Yes, you read that correctly. You see, in the very recent past, that would have read hopeLESS, but my rheumatologist finally prescribed me some prednisone. For those of you not familiar with autoimmune diseases and the crap I've been dealing with for the past 2 years, this is the medication-sometimes the only medication- that seems to help people in my predicament. I've been told that my labs and bloodwork don't show significant inflammation, so the docs have been weary to try me on prednisone, which I understand. However, I've been going through TWO YEARS of drugs that haven't even come close to touching the pain.
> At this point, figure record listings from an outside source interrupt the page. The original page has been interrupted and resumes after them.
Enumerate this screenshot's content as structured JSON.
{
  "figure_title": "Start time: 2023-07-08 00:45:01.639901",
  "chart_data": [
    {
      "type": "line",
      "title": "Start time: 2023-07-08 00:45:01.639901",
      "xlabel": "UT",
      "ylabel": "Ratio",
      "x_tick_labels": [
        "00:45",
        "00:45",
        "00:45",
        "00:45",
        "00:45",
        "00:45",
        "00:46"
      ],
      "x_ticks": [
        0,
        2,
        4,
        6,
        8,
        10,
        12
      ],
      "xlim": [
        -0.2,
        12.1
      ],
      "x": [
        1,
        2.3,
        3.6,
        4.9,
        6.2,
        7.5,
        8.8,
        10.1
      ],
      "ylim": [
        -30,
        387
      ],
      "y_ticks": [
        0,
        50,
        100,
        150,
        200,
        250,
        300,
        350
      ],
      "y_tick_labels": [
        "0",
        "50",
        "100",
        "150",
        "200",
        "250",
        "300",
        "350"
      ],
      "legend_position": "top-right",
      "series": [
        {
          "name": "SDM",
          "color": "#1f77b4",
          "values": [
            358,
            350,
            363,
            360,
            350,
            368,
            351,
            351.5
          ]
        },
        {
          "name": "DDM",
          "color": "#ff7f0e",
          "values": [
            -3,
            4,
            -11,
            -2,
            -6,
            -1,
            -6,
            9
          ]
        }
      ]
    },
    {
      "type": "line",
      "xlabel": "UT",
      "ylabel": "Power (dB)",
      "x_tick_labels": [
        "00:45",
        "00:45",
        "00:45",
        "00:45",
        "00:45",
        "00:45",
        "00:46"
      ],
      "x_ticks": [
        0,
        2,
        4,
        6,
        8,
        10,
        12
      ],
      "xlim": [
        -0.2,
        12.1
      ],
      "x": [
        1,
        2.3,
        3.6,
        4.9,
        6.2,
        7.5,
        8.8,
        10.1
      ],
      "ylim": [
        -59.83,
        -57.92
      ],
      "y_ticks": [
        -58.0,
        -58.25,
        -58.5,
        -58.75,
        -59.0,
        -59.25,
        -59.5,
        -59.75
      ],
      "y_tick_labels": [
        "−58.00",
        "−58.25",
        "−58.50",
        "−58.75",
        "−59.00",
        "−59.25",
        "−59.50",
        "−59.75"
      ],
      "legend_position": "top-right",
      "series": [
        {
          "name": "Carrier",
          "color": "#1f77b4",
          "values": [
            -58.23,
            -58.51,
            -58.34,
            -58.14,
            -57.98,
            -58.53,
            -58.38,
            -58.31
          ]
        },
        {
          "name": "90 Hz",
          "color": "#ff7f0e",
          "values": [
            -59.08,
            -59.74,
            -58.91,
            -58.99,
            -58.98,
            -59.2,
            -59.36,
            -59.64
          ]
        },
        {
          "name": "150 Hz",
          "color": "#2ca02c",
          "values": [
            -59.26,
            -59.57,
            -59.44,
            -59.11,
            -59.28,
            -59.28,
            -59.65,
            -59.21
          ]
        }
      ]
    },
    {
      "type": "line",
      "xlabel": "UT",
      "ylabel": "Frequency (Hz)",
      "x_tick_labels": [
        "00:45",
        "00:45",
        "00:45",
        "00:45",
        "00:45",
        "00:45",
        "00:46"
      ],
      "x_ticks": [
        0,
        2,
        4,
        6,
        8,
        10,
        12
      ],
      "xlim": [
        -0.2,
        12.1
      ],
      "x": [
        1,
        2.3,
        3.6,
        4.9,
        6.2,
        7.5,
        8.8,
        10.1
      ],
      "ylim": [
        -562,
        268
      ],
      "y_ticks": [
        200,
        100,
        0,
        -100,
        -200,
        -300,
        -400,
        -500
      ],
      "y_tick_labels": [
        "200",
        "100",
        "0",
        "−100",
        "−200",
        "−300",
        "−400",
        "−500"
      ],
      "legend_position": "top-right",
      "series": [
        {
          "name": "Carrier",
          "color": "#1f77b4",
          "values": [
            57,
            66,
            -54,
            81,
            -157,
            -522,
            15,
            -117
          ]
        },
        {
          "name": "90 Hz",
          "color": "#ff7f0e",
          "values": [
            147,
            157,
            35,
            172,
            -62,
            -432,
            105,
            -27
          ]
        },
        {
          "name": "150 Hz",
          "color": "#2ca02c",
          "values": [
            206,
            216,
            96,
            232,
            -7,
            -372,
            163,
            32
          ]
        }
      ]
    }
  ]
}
On Monday, before I filled the prescription, I started crying; it was a mix of things, really. My eyes seemed extra sensitive that day and were watering like crazy to begin with. I was in a lot of pain and in one of those moods where I was so SICK of hurting! Just SICK of it! And then, there was the task of getting the script filled. Whenever I have to go to the pharmacy, it is an ordeal. It's at the hospital, I have to park in the parking garage, I have to use my cane because the walk is pretty far. And then I have to stand in line for what seems like forever. But they severely discount my meds, so it's worth it. But I was also thinking about the fact that this prednisone is the last resort for doctors.
If nothing else has worked, and the docs have been telling me all along that this won't work, why would it? Then what? Is it hopeless now? These questions started bombarding me early Monday afternoon while my boyfriend was getting ready for work and I had to go in the other room (the only other room in our apartment) and cry. I had to just let it out. What was I facing? I couldn't face another med not working. I couldn't face telling my boyfriend that this, too, isn't touching the pain, and I can't go for a hike or a bike ride with him once the weather gets nice. I couldn't face telling my son that the doctors tried another medication for mommy but it isn't working, so I won't be moving back anytime soon.
With tears streaming down my face, my boyfriend in the other room, I had never-ever- felt so alone. My boyfriend has been over this whole ordeal for some time now and I'm not sure why he's hung on this long. I don't feel like him, my family, my friends, or any of the people I've met in support groups understand what I've been going through and what I've had to give up. At this point, I just didn't feel like I could talk to anyone about my concerns and have them fully understand what my emotions were all about, and that's what I craved- more than anything. Someone who truly understands.
But...I also had some hope about the possible good effects, but wanted to reserve that for how I actually felt after I took the drug. And the doctor warned me that he wouldn't keep me on the medicine for more than 2 weeks. If it seemed to help my joint pain- really help my joint pain- then he would try methotrexate, a drug similar to the corticosteroids, but with fewer bad long term side effects.
It's been almost 48 hours with the prednisone now and I don't want to jinx anything so I'm not going to write anything much about it. I am also trying (with doc's orders) to distinguish the type of relief it is giving me so that we can go from there. Hopeful=Normal Life Again. Fingers crossed.